3

I'm terrible with regex stuff. I have data that looks like this:

abc,42,4/04/1992,,,something,   ,2/05/2007,dkwit,,334,,,

The meaning of the data itself is somewhat irrelevant, the point is that it's comma-delimited, you could refer to the data between commas as "columns", and some columns may be whitespace or empty (later on, whitespace columns and empty columns are ignored). I need to split the string into an array based on the comma delimiter. I tried

new StringTokenizer(string, ",")

but that will skip over tokens where the data between columns is empty, so I tried using string.split(","). The problem with that is it would skip the last three columns in the data above. You could say after the "334", it behaves like StringTokenizer, skipping the columns with no whitespace or no data in them.

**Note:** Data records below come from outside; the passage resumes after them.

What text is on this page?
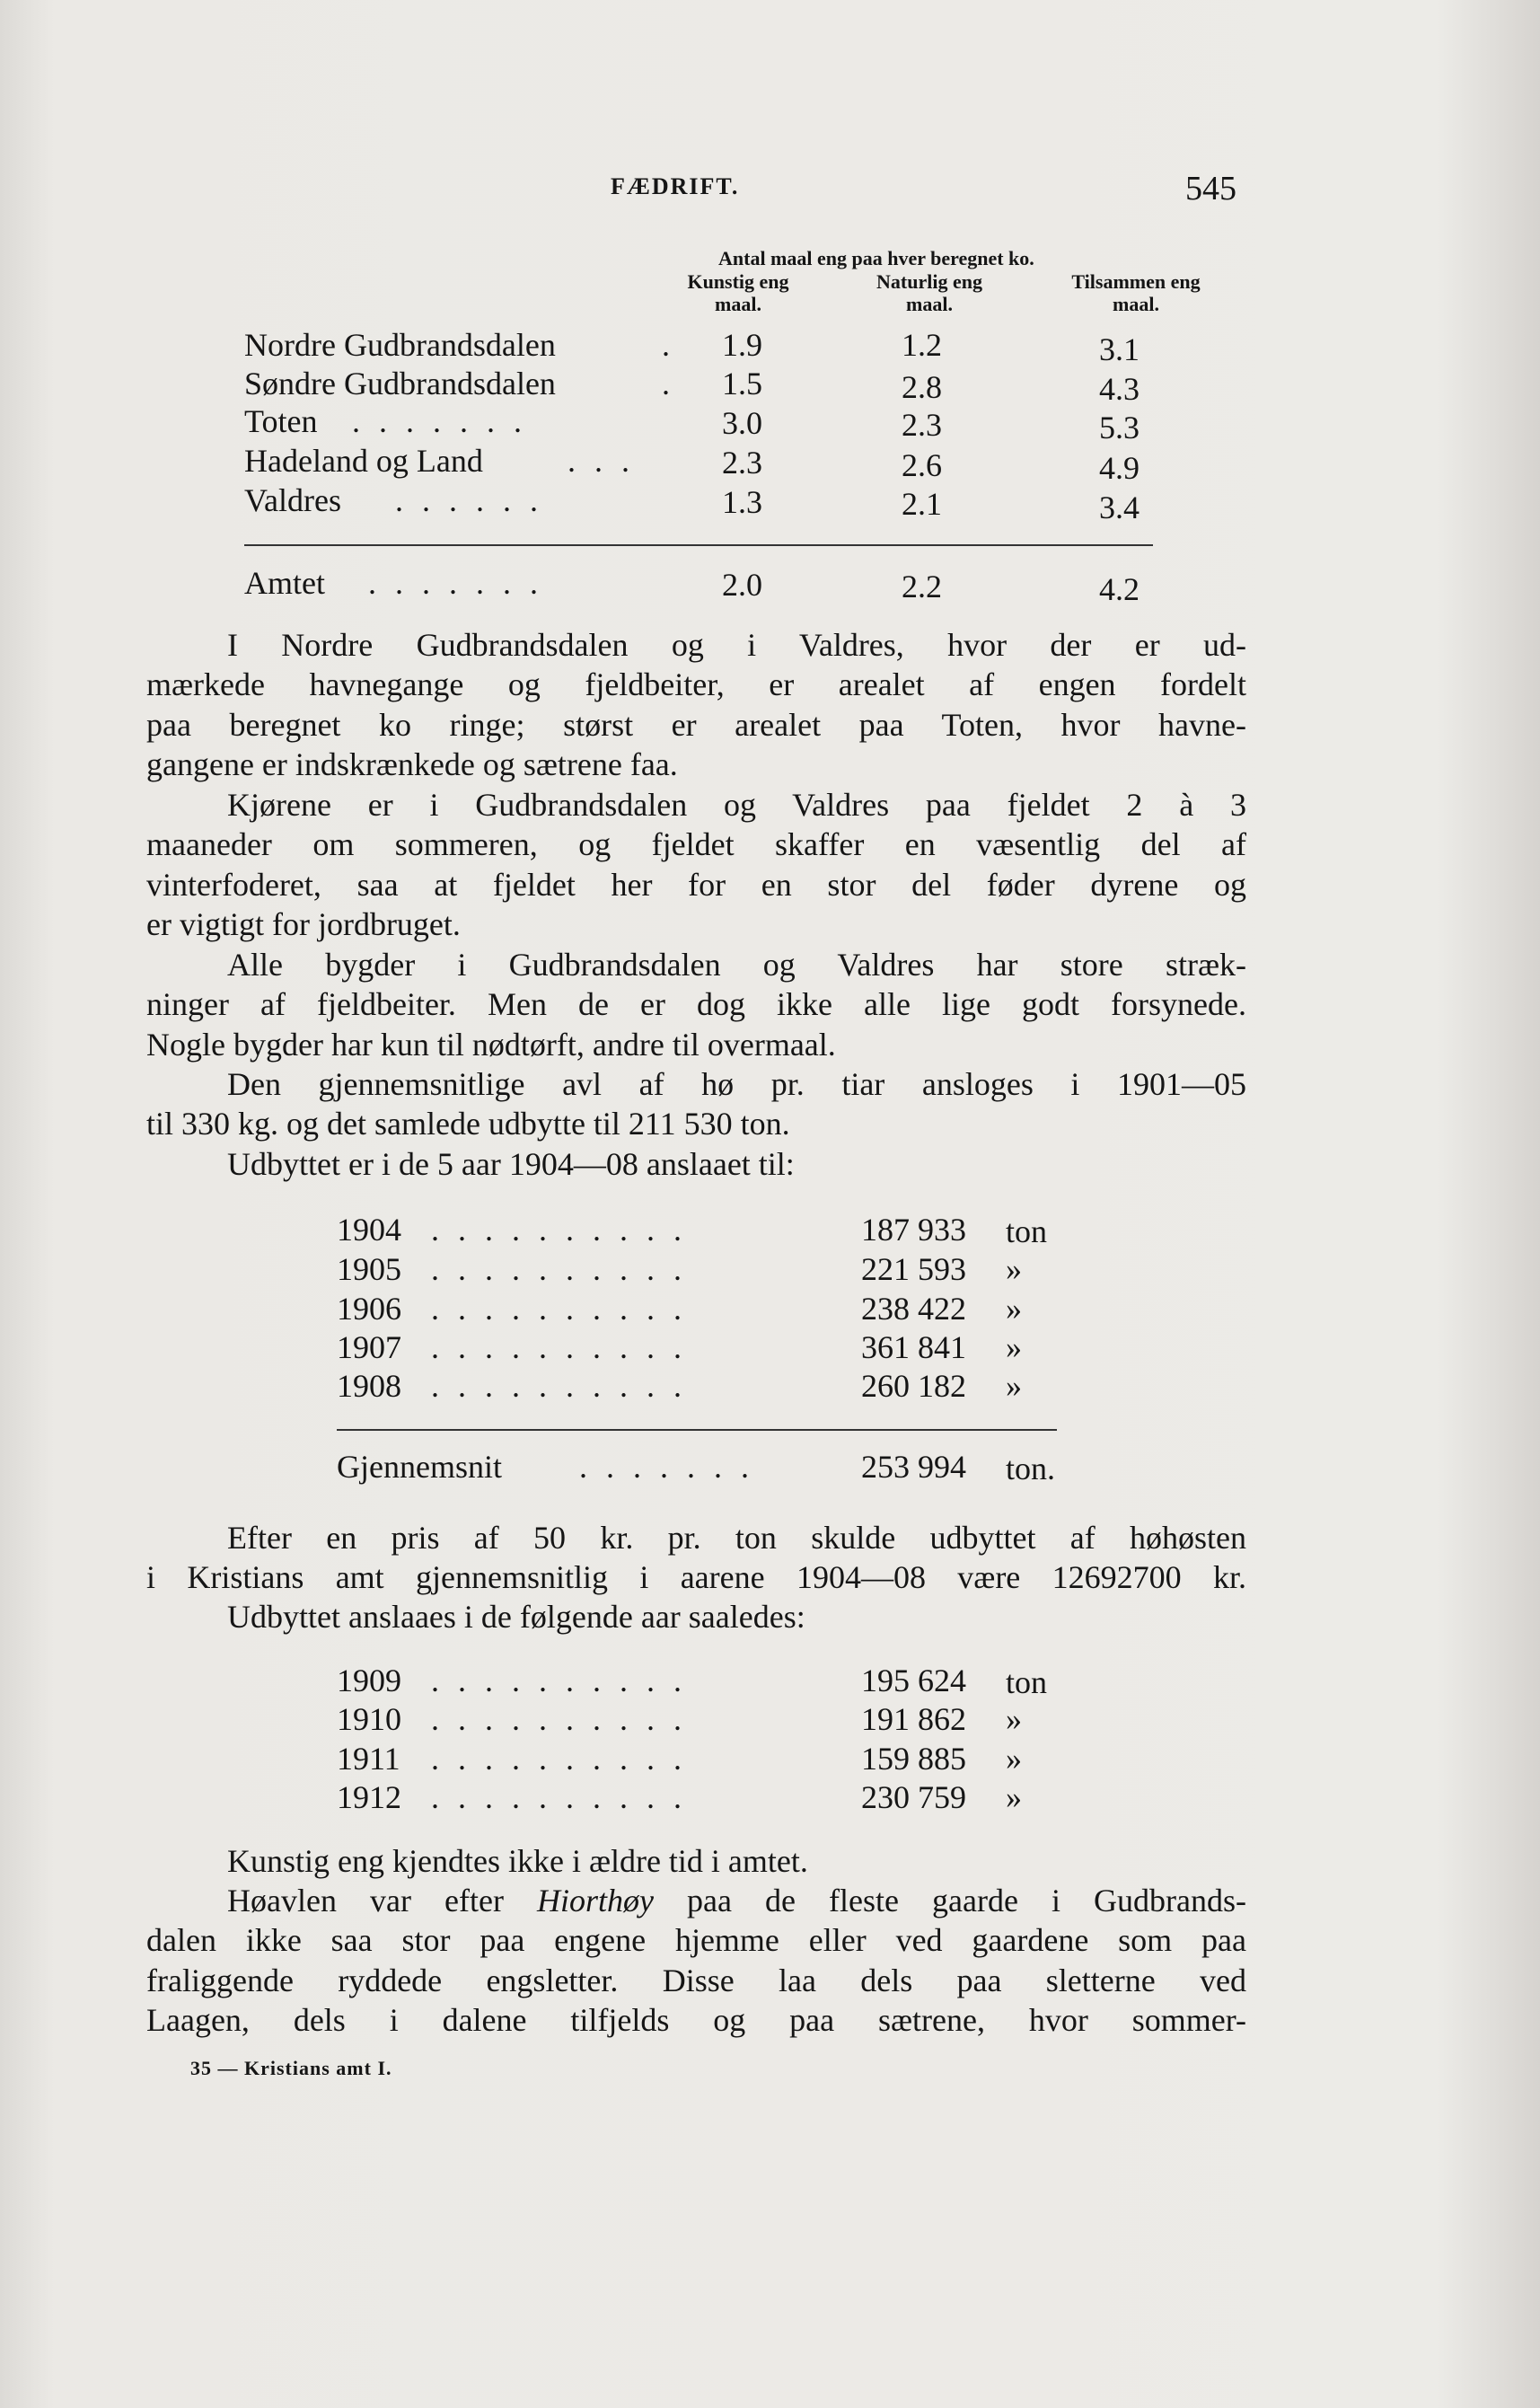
FÆDRIFT.	545
Antal maal eng paa hver beregnet ko.
Kunstig eng
maal.
Naturlig eng
maal.
Tilsammen eng
maal.
Nordre Gudbrandsdalen	. 1.9	1.2	3.1
Søndre Gudbrandsdalen	. 1.5	2.8	4.3
Toten . . . . . . .	3.0	2.3	5.3
Hadeland og Land	. . .	2.3	2.6	4.9
Valdres . . . . . .	1.3	2.1	3.4
Amtet . . . . . . .	2.0	2.2	4.2
I Nordre Gudbrandsdalen og i Valdres, hvor der er ud-
mærkede havnegange og fjeldbeiter, er arealet af engen fordelt
paa beregnet ko ringe; størst er arealet paa Toten, hvor havne-
gangene er indskrænkede og sætrene faa.
Kjørene er i Gudbrandsdalen og Valdres paa fjeldet 2 à 3
maaneder om sommeren, og fjeldet skaffer en væsentlig del af
vinterfoderet, saa at fjeldet her for en stor del føder dyrene og
er vigtigt for jordbruget.
Alle bygder i Gudbrandsdalen og Valdres har store stræk-
ninger af fjeldbeiter. Men de er dog ikke alle lige godt forsynede.
Nogle bygder har kun til nødtørft, andre til overmaal.
Den gjennemsnitlige avl af hø pr. tiar ansloges i 1901—05
til 330 kg. og det samlede udbytte til 211 530 ton.
Udbyttet er i de 5 aar 1904—08 anslaaet til:
1904 . . . . . . . . . .	187 933 ton
1905 . . . . . . . . . .	221 593 »
1906 . . . . . . . . . .	238 422 »
1907 . . . . . . . . . .	361 841 »
1908 . . . . . . . . . .	260 182 »
Gjennemsnit . . . . . . .	253 994 ton.
Efter en pris af 50 kr. pr. ton skulde udbyttet af høhøsten
i Kristians amt gjennemsnitlig i aarene 1904—08 være 12692700 kr.
Udbyttet anslaaes i de følgende aar saaledes:
1909 . . . . . . . . . .	195 624 ton
1910 . . . . . . . . . .	191 862 »
1911 . . . . . . . . . .	159 885 »
1912 . . . . . . . . . .	230 759 »
Kunstig eng kjendtes ikke i ældre tid i amtet.
Høavlen var efter Hiorthøy paa de fleste gaarde i Gudbrands-
dalen ikke saa stor paa engene hjemme eller ved gaardene som paa
fraliggende ryddede engsletter. Disse laa dels paa sletterne ved
Laagen, dels i dalene tilfjelds og paa sætrene, hvor sommer-
35 — Kristians amt I.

Can I make string.split( ) behave in such a way that it will continue to split until it comes across an end of line, or is there a better way to do this?

Pshemo
  • 122,468
  • 25
  • 185
  • 269
rshaq
  • 149
  • 4
  • 13
  • And what do you want to do when the end of line is reached? What is there is a comma in the values? How is it escaped? – fge Jan 29 '15 at 18:07
  • @fge essentially, I want to split on commas OR end of lines. There will never be a comma inside the columns. In other words, the data will never contain a comma as part of the actual values. We can assume this. – rshaq Jan 29 '15 at 18:09

2 Answers2

4

You can use the overloaded String#split(String,int) method, and set the limit to a negative number:

String text = "abc,42,4/04/1992,,,something, ,2/05/2007,dkwit,,334,,,";
String[] tokens = text.split(",", -1);

The limit parameter is explained in the linked Javadoc:

The limit parameter controls the number of times the pattern is applied and therefore affects the length of the resulting array. If the limit n is greater than zero then the pattern will be applied at most n - 1 times, the array's length will be no greater than n, and the array's last entry will contain all input beyond the last matched delimiter. If n is non-positive then the pattern will be applied as many times as possible and the array can have any length. If n is zero then the pattern will be applied as many times as possible, the array can have any length, and trailing empty strings will be discarded.

M A
  • 71,713
  • 13
  • 134
  • 174
1

Easiest way to parse CSV (comma-separated values) data is with CVS parser. One of simplest ones is OpenCVS. Here is example of how you can do it:

String data = "abc,42,4/04/1992,,,something,   ,2/05/2007,dkwit,,334,,,";

CSVReader reader = new CSVReader(new StringReader(data));
for (String[] tokens = reader.readNext(); tokens != null; tokens = reader.readNext()) {
    for (String token : tokens){
        System.out.print("<" + token + ">\t");
    }
    System.out.println();
}

Output (I added < and > to show where value starts and ends):

<abc>   <42>    <4/04/1992> <>  <>  <something> <   >   <2/05/2007> <dkwit> <>  <334>   <>  <>  <>  
Pshemo
  • 122,468
  • 25
  • 185
  • 269